Это были Андреа Дориа и его племянники, Джаннеттино и Филиппино. Мужчины из дома Дориа не отличались привлекательностью, но во внешности этого мужественного шестидесятилетнего человека с грозно насупленными рыжими бровями, огромным носом и длинной огненной веерообразной бородой сквозило подчеркнутое суровостью достоинство, а его манеры отличались сдержанным благородством. В тяжелой нижней челюсти чувствовалась сила характера, высокий открытый лоб выдавал ум, а в глубоко посаженных узких глазах пряталось лукавство. В свои шестьдесят лет он держался живо и энергично, будто сорокалетний.

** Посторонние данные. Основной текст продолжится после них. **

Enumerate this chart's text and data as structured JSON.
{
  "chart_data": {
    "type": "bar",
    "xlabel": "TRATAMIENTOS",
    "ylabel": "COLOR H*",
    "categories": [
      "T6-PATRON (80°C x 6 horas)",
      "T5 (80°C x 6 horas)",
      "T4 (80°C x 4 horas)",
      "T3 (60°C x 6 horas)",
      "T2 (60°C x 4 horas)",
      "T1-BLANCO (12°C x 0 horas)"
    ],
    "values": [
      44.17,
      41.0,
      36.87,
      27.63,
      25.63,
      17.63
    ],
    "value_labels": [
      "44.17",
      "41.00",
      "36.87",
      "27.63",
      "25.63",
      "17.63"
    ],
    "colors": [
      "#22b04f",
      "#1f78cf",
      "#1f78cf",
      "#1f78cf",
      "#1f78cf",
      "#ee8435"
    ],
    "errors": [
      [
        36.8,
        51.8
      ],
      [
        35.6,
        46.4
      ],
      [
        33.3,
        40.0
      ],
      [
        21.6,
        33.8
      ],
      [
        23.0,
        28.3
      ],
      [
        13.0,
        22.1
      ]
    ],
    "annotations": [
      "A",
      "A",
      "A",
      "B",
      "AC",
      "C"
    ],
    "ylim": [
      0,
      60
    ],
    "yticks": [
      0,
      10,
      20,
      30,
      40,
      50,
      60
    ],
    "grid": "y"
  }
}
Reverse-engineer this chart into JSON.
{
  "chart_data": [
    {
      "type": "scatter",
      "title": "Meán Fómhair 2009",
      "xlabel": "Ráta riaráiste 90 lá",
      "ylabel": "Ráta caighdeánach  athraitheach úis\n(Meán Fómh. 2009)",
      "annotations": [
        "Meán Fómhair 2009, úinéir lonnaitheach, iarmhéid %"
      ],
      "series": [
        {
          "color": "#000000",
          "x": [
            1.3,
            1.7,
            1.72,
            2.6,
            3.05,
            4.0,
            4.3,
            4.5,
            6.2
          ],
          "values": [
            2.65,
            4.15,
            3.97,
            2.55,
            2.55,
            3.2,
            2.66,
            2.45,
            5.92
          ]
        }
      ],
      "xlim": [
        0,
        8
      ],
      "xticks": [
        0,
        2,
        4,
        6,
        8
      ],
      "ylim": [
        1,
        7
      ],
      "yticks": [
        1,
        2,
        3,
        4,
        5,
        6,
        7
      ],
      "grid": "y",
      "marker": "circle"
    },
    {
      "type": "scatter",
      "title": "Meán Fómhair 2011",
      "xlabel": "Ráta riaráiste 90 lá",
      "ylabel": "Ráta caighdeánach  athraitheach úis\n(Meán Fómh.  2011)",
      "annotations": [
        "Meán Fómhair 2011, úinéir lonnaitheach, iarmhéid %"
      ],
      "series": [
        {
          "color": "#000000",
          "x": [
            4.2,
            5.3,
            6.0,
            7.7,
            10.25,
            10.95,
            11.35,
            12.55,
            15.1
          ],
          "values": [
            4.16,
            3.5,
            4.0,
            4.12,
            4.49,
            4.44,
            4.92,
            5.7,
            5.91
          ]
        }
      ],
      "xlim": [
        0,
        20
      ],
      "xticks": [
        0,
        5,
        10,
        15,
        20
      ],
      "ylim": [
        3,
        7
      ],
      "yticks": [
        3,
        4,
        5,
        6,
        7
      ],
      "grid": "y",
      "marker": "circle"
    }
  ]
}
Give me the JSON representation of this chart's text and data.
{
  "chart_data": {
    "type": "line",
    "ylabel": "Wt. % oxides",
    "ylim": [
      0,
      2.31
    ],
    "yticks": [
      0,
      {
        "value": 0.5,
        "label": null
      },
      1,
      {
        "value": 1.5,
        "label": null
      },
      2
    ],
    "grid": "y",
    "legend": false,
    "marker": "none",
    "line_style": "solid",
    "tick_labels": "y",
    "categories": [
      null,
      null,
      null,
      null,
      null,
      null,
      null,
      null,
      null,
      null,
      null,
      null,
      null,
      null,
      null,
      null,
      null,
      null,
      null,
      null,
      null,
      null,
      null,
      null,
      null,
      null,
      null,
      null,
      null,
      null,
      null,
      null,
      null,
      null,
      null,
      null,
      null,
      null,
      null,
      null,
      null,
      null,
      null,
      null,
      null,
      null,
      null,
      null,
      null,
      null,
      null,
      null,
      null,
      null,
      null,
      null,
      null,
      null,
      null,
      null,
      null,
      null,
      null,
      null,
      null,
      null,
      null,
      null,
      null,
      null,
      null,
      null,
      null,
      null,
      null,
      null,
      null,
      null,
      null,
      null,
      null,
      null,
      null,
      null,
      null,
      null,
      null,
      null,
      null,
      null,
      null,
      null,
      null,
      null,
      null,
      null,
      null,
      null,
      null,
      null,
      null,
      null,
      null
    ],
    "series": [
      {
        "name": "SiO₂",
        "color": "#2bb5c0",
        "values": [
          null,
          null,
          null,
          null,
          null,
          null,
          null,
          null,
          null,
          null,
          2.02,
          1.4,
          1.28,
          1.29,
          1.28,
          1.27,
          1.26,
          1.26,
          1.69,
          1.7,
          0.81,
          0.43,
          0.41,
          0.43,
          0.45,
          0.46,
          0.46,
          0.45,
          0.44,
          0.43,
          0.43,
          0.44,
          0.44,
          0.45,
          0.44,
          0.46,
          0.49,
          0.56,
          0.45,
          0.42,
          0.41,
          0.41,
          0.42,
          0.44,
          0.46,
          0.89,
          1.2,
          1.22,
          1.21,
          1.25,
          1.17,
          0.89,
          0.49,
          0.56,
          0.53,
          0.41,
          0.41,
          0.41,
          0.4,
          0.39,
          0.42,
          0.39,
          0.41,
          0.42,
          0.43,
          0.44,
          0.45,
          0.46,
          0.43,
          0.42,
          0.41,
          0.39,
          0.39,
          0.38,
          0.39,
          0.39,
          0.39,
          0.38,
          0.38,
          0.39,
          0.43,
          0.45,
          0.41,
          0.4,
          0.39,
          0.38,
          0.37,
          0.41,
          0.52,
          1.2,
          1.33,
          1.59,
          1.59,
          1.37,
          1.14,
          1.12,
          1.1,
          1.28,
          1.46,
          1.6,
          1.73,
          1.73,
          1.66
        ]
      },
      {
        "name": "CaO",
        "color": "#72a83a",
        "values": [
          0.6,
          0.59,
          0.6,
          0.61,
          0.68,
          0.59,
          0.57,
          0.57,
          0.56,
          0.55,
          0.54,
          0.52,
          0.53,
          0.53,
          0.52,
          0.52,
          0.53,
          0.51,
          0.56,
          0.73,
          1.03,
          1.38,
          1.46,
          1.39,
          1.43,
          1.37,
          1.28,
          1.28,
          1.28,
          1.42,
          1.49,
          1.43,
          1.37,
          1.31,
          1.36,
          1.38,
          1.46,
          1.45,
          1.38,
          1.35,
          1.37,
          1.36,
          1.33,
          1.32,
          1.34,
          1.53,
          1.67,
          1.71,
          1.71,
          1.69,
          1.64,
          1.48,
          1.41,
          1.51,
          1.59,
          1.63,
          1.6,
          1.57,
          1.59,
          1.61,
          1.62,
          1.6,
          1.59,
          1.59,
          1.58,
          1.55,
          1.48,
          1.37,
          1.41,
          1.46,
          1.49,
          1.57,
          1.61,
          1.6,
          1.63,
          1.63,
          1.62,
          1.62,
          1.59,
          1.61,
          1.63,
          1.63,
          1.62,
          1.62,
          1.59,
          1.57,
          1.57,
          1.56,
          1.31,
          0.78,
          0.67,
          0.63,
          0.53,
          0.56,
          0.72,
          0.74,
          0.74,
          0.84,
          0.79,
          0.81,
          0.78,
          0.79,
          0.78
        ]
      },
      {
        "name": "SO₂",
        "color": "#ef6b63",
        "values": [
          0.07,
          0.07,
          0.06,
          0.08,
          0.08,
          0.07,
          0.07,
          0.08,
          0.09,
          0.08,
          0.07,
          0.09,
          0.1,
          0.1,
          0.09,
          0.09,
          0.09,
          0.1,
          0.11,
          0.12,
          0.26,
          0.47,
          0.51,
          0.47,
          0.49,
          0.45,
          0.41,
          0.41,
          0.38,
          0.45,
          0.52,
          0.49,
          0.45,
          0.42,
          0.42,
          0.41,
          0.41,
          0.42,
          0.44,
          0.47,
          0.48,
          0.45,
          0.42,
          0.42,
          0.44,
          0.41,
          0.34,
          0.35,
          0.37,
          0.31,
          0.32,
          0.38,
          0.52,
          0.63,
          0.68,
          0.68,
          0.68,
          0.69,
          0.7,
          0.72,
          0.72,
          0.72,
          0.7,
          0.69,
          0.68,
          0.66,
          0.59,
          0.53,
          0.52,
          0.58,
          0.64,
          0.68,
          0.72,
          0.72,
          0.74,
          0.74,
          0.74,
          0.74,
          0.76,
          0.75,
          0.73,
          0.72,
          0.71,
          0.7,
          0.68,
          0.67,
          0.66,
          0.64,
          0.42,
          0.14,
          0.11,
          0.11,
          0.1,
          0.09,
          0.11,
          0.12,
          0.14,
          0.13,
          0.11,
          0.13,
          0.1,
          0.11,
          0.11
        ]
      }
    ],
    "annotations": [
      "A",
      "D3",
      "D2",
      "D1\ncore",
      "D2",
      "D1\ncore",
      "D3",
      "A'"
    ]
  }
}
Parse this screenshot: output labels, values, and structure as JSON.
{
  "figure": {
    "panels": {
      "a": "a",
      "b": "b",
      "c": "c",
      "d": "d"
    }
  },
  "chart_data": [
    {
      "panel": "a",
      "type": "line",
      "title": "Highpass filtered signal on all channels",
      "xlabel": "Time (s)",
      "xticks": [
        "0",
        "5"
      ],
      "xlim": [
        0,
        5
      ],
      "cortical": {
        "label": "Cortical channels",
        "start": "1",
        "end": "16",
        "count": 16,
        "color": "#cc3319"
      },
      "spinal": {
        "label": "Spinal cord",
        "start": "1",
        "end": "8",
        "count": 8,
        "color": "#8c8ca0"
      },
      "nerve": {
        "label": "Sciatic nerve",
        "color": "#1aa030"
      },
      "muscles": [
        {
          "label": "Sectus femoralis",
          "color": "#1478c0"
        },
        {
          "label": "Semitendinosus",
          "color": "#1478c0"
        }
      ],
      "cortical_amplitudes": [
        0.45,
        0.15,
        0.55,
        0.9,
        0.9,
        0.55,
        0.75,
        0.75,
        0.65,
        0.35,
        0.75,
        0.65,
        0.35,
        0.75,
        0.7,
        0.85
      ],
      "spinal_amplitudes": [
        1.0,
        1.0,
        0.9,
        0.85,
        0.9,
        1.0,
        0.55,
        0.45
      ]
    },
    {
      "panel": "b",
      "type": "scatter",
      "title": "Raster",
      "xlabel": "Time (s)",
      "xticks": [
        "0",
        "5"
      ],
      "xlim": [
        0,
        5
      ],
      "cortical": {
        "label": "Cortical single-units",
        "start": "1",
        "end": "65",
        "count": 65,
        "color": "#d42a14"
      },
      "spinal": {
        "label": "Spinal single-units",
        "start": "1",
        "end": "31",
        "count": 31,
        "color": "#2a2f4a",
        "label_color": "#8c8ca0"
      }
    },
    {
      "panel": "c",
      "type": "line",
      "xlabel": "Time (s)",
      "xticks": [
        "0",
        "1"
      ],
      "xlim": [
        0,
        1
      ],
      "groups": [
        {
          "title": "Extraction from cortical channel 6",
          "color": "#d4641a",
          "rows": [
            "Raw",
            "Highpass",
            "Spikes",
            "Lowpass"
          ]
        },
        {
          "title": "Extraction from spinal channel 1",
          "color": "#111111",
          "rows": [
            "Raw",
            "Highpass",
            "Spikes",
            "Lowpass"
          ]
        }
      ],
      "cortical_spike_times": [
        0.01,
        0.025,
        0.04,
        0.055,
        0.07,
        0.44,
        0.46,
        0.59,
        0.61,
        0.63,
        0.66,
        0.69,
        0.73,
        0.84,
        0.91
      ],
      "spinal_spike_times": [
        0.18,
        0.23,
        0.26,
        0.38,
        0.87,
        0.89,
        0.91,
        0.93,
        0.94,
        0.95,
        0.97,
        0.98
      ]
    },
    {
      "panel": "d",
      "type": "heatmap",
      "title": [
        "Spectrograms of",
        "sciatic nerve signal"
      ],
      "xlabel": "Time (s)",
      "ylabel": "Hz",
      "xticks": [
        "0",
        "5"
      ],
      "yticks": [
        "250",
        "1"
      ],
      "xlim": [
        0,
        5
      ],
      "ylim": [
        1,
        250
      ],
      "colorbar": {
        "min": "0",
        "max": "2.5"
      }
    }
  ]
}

Джаннеттино, проследовавший на борт сразу вслед за ним, был грузен и неуклюж. Его лицо, крупное, гладковыбритое, с длинным носом и маленьким подбородком, было женоподобным и потому, даже не будучи уродливым, производило отталкивающее впечатление. Выпученные глазки казались подленькими, а маленький рот свидетельствовал о раздражительности. В своем стремлении подражать холодному достоинству дяди Джаннеттино сумел достичь лишь воинственной заносчивости. Люди считали его племянником Андреа Дориа. На самом же деле он был сыном его дальней и бедной родственницы и мог бы унаследовать дело отца – шелковую мануфактуру и торговлю, если бы не любящий устраивать судьбы своих родственников дядя, усыновивший, воспитавший и испортивший его своей терпимостью, которая в конечном счете должна была привести выскочку к безвременному концу. Его наряд демонстрировал врожденную склонность к щегольству. Разноцветные рейтузы и рукава с модными буфами и разрезами смущали глаз черно-бело-желтой пестротой.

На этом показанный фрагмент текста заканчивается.